Find your peaceful ‘anchor’
Breathing consciously is an effective way to transform energy. When you are in the grip of a reaction, you may notice your breathing is shallow or rapid, your throat gets tight, you can feel a pulsating sensation in your tummy or your solar plexus. Your face may get hot or your chest may start to tighten. When you feel centred, happy or peaceful, you breathe with ease. One of the benefits of conscious breathing is to help you find your centre, or anchor, as I prefer to call it. That anchor is just below your belly button.

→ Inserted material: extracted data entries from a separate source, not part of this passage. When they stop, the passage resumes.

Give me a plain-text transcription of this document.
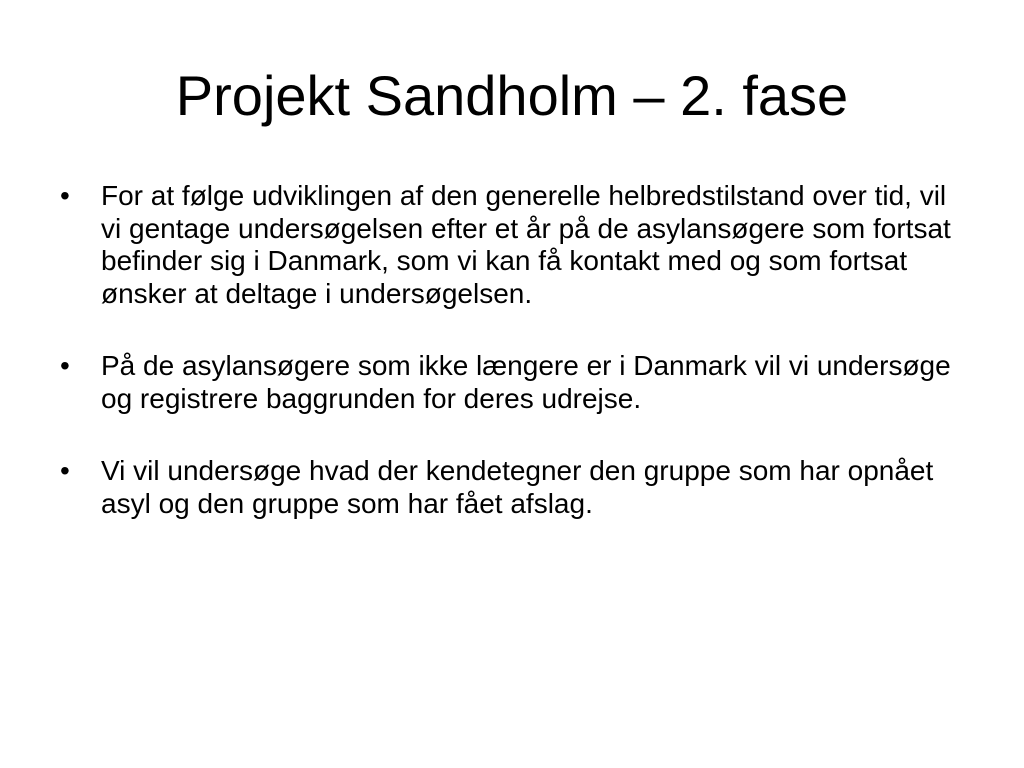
Projekt Sandholm – 2. fase
•	For at følge udviklingen af den generelle helbredstilstand over tid, vil vi gentage undersøgelsen efter et år på de asylansøgere som fortsat befinder sig i Danmark, som vi kan få kontakt med og som fortsat ønsker at deltage i undersøgelsen.
•	På de asylansøgere som ikke længere er i Danmark vil vi undersøge og registrere baggrunden for deres udrejse.
•	Vi vil undersøge hvad der kendetegner den gruppe som har opnået asyl og den gruppe som har fået afslag.
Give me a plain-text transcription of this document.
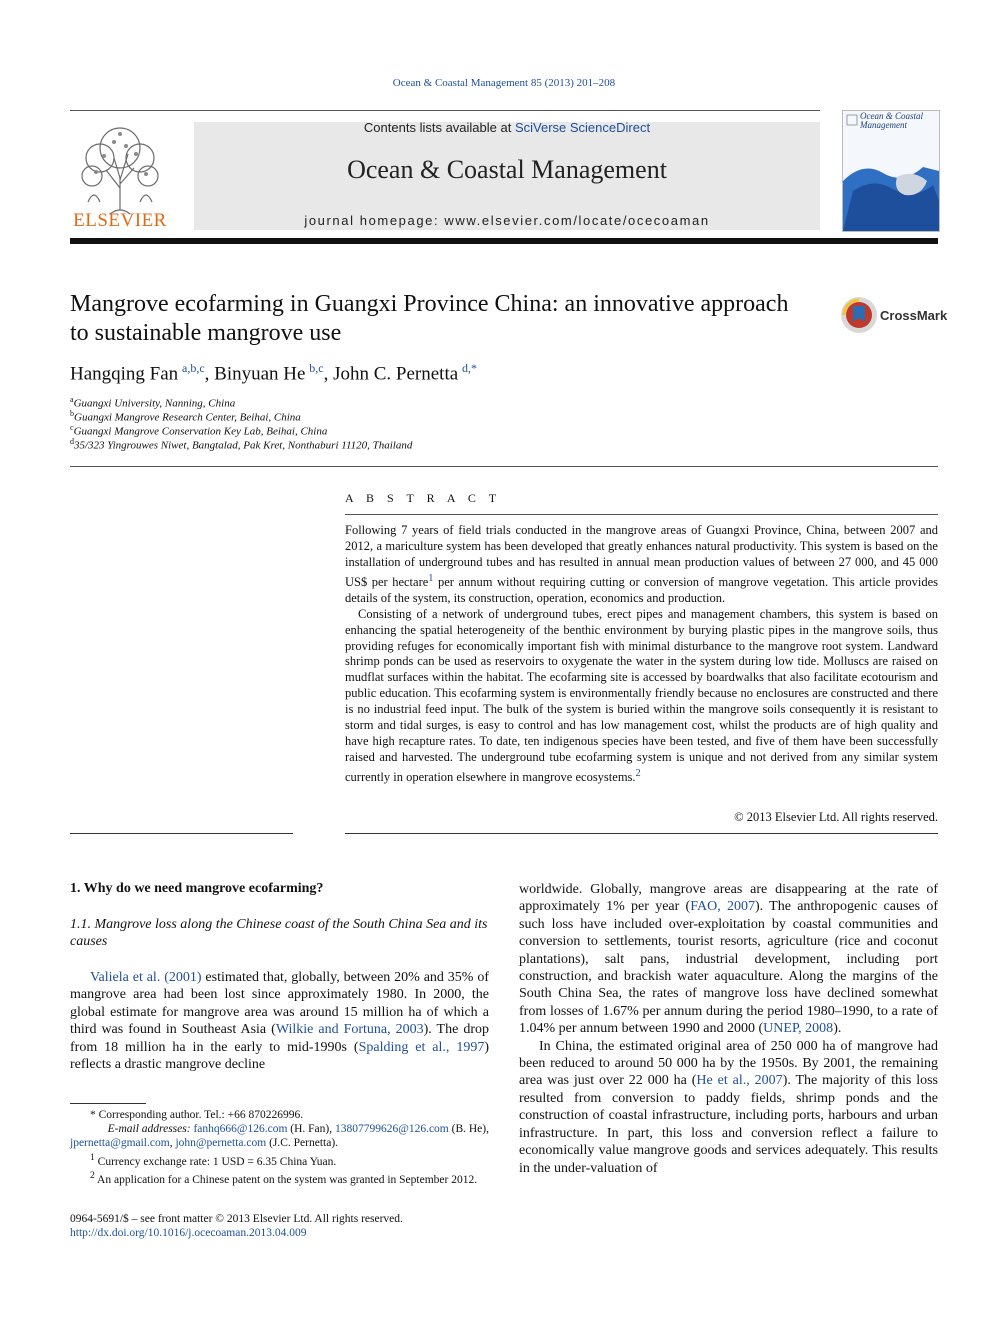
Ocean & Coastal Management 85 (2013) 201–208
ELSEVIER
Contents lists available at SciVerse ScienceDirect
Ocean & Coastal Management
journal homepage: www.elsevier.com/locate/ocecoaman
Ocean & Coastal Management
Mangrove ecofarming in Guangxi Province China: an innovative approach to sustainable mangrove use
CrossMark
Hangqing Fan  $^{a,b,c}$, Binyuan He  $^{b,c}$, John C. Pernetta  $^{d,*}$
$^a$Guangxi University, Nanning, China
$^b$Guangxi Mangrove Research Center, Beihai, China
$^c$Guangxi Mangrove Conservation Key Lab, Beihai, China
$^d$35/323 Yingrouwes Niwet, Bangtalad, Pak Kret, Nonthaburi 11120, Thailand
A B S T R A C T

Following 7 years of field trials conducted in the mangrove areas of Guangxi Province, China, between 2007 and 2012, a mariculture system has been developed that greatly enhances natural productivity. This system is based on the installation of underground tubes and has resulted in annual mean production values of between 27 000, and 45 000 US$ per hectare$^1$ per annum without requiring cutting or conversion of mangrove vegetation. This article provides details of the system, its construction, operation, economics and production.

Consisting of a network of underground tubes, erect pipes and management chambers, this system is based on enhancing the spatial heterogeneity of the benthic environment by burying plastic pipes in the mangrove soils, thus providing refuges for economically important fish with minimal disturbance to the mangrove root system. Landward shrimp ponds can be used as reservoirs to oxygenate the water in the system during low tide. Molluscs are raised on mudflat surfaces within the habitat. The ecofarming site is accessed by boardwalks that also facilitate ecotourism and public education. This ecofarming system is environmentally friendly because no enclosures are constructed and there is no industrial feed input. The bulk of the system is buried within the mangrove soils consequently it is resistant to storm and tidal surges, is easy to control and has low management cost, whilst the products are of high quality and have high recapture rates. To date, ten indigenous species have been tested, and five of them have been successfully raised and harvested. The underground tube ecofarming system is unique and not derived from any similar system currently in operation elsewhere in mangrove ecosystems.$^2$

© 2013 Elsevier Ltd. All rights reserved.
1. Why do we need mangrove ecofarming?
1.1. Mangrove loss along the Chinese coast of the South China Sea and its causes

Valiela et al. (2001) estimated that, globally, between 20% and 35% of mangrove area had been lost since approximately 1980. In 2000, the global estimate for mangrove area was around 15 million ha of which a third was found in Southeast Asia (Wilkie and Fortuna, 2003). The drop from 18 million ha in the early to mid-1990s (Spalding et al., 1997) reflects a drastic mangrove decline

worldwide. Globally, mangrove areas are disappearing at the rate of approximately 1% per year (FAO, 2007). The anthropogenic causes of such loss have included over-exploitation by coastal communities and conversion to settlements, tourist resorts, agriculture (rice and coconut plantations), salt pans, industrial development, including port construction, and brackish water aquaculture. Along the margins of the South China Sea, the rates of mangrove loss have declined somewhat from losses of 1.67% per annum during the period 1980–1990, to a rate of 1.04% per annum between 1990 and 2000 (UNEP, 2008).

In China, the estimated original area of 250 000 ha of mangrove had been reduced to around 50 000 ha by the 1950s. By 2001, the remaining area was just over 22 000 ha (He et al., 2007). The majority of this loss resulted from conversion to paddy fields, shrimp ponds and the construction of coastal infrastructure, including ports, harbours and urban infrastructure. In part, this loss and conversion reflect a failure to economically value mangrove goods and services adequately. This results in the under-valuation of

* Corresponding author. Tel.: +66 870226996.
E-mail addresses: fanhq666@126.com (H. Fan), 13807799626@126.com (B. He),
jpernetta@gmail.com, john@pernetta.com (J.C. Pernetta).
$^1$ Currency exchange rate: 1 USD = 6.35 China Yuan.
$^2$ An application for a Chinese patent on the system was granted in September 2012.
0964-5691/$ – see front matter © 2013 Elsevier Ltd. All rights reserved.
http://dx.doi.org/10.1016/j.ocecoaman.2013.04.009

Breath detoxifies, releases toxins and strengthens the immune system 
Around 70% of our toxins are released from our body through our breath. Carbon dioxide is a natural waste product of your body’s metabolism. Breathing deeply helps the systems in the body to process this more efficiently.

Breath increases energy 
Oxygen is the most essential natural resource required by our cells. We can go without food for up to 40 days and without water for three days, yet we can die after just a few minutes of not breathing. From a purely physical point of view, breath equals life.

Breath improves the respiratory system 
Breathing deeply helps to release tension in the diaphragm and primary breathing muscles, relieving many long-term respiratory issues such as asthma and breathlessness. Breathing opens up the chest, which releases tension from the intercostal muscles, the muscles surrounding the scapula, erector spinae and trapezius muscles, allowing for a more relaxed posture.

Breath calms the nervous system 
Deep breathing activates the parasympathetic nervous system, bringing us into a relaxed state. It functions in the opposite way to the sympathetic nervous system, which stimulates activities associated with the fight-or-flight response.

Breath strengthens the lymphatic system
The lymphatic system depends on gravity, muscle movement and breathing to keep flowing so that the body can be cleansed. Deep breathing can play an important role in protecting the body from bacteria, viruses and other threats to our health.

Breath releases muscle tension 
When we are stressed or experience uncomfortable feelings such as anger or pain, our breath becomes shallow and our muscle tissues contract. Deep breathing helps to release this.